Program Breeding Masih Merupakan Konsep Asing Dalam Dunia Peternakan di Indonesia

By. Nuzul Widyas (Fapet UNS)

Sudah hampir 76 tahun Indonesia merdeka, namun hingga saat ini ketergantungan Indonesia terhadap negara lain untuk mencukupi kebutuhan akan hewan ternak dan/atau produknya masih sangat tinggi. Akar dari ketergantungan ini adalah ketidakmampuan kita untuk meningkatkan populasi ternak guna menghasilkan final stock dan kurang optimalnya performan ternak dalam rangka mencukupi kebutuhan konsumsi nasional. Berbagai program diluncurkan oleh pemerintah namun titik terang tak kunjung terlihat. Penulis amati dari sekian banyak program dan diskusi, topik diskusi para stakeholder di sektor peternakan tentang breeding sangat terbatas dan lebih berorientasi pada aspek reproduksi. Hanya beberapa hal yang menjadi kata kunci: pelarangan menyembelih ternak betina, peningkatan populasi, inseminasi buatan dan crossbreeding. Aspek lain yang sebetulnya sangat strategis seperti strategi penyediaan betina produktif sebagai penghasil final stok, karakteristik ternak yang diinginkan sebagai output dari program tersebut dan mekanisme kontrol, evaluasi serta improvisasi dari program yang dibuat hampir tidak pernah disinggung secara spesifik.

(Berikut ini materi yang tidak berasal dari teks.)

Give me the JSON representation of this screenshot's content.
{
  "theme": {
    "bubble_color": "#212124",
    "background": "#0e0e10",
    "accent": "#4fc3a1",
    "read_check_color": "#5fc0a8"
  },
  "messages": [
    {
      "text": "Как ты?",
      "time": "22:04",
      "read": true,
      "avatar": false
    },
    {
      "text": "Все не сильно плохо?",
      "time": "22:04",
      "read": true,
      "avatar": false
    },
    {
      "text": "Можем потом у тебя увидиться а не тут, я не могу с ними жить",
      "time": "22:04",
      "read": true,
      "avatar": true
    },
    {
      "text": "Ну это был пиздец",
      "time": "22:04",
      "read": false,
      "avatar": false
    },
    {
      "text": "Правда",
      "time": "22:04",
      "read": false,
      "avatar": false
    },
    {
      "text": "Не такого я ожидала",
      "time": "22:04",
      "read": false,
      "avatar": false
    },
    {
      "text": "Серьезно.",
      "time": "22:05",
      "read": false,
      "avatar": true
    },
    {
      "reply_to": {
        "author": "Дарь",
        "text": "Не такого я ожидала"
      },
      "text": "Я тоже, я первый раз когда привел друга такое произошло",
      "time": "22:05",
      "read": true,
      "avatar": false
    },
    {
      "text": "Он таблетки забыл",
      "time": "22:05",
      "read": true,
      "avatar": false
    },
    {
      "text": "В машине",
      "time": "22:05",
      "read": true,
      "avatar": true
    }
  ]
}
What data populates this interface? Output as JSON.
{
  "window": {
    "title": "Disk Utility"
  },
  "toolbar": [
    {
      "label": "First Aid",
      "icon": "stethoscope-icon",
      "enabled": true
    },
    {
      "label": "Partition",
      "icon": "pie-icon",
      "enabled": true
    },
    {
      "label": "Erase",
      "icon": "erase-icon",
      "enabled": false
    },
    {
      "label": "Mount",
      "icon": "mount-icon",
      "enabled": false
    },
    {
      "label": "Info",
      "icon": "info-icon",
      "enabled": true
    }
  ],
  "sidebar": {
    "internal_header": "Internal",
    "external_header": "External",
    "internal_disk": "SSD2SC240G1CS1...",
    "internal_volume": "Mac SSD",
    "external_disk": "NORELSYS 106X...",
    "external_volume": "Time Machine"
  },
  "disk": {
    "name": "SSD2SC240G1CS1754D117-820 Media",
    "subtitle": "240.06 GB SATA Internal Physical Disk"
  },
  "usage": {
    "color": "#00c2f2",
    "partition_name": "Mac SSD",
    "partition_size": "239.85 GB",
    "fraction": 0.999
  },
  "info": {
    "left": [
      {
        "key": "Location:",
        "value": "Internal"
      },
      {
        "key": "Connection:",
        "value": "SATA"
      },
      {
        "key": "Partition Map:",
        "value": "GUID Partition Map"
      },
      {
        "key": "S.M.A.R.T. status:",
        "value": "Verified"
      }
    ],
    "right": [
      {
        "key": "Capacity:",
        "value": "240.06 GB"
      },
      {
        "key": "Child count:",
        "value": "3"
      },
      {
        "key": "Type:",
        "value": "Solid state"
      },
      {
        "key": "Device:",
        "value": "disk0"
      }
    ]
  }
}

1. Mendefinisikan sistem produksi

Mendefinisikan system produksi secara akurat adalah langkah awal yang krusial dalam menentukan kesuksesan sebuah program breeding. Jika ilmu peternakan mempelajari masalah ternak, maka sistem produksi adalah memandang peternakan, atau farm secara keseluruhan. Sehingga pembahasan tentang sistem produksi meliputi ternak itu sendiri, sumberdaya di sekitar peternakan (baik alam maupun manusia), faktor lingkungan, hingga faktor sosial-ekonomis dan kultural.

Menurut Widi (2015), salah satu aspek yang menyebabkan tidak optimalnya kebijakan-kebijakan pemerintah terkait breeding sapi potong adalah adanya gap antara persepsi dan orientasi beternak antara pemerintah dengan peternak. Orientasi pemerintah adalah optimasi dan efisiensi produksi, sedangkan peternak sebagai pelaku di lapangan memiliki pemikiran yang lain. Ibarat pil sakit kepala diberikan kepada pasien yang menderita sakit perut; hingga akhirnya kebijakan-kebijakan pemerintah dengan niat baik tersebut hanya berakhir sebagai laporan di meja para pimpinan tanpa hasil nyata di lapangan.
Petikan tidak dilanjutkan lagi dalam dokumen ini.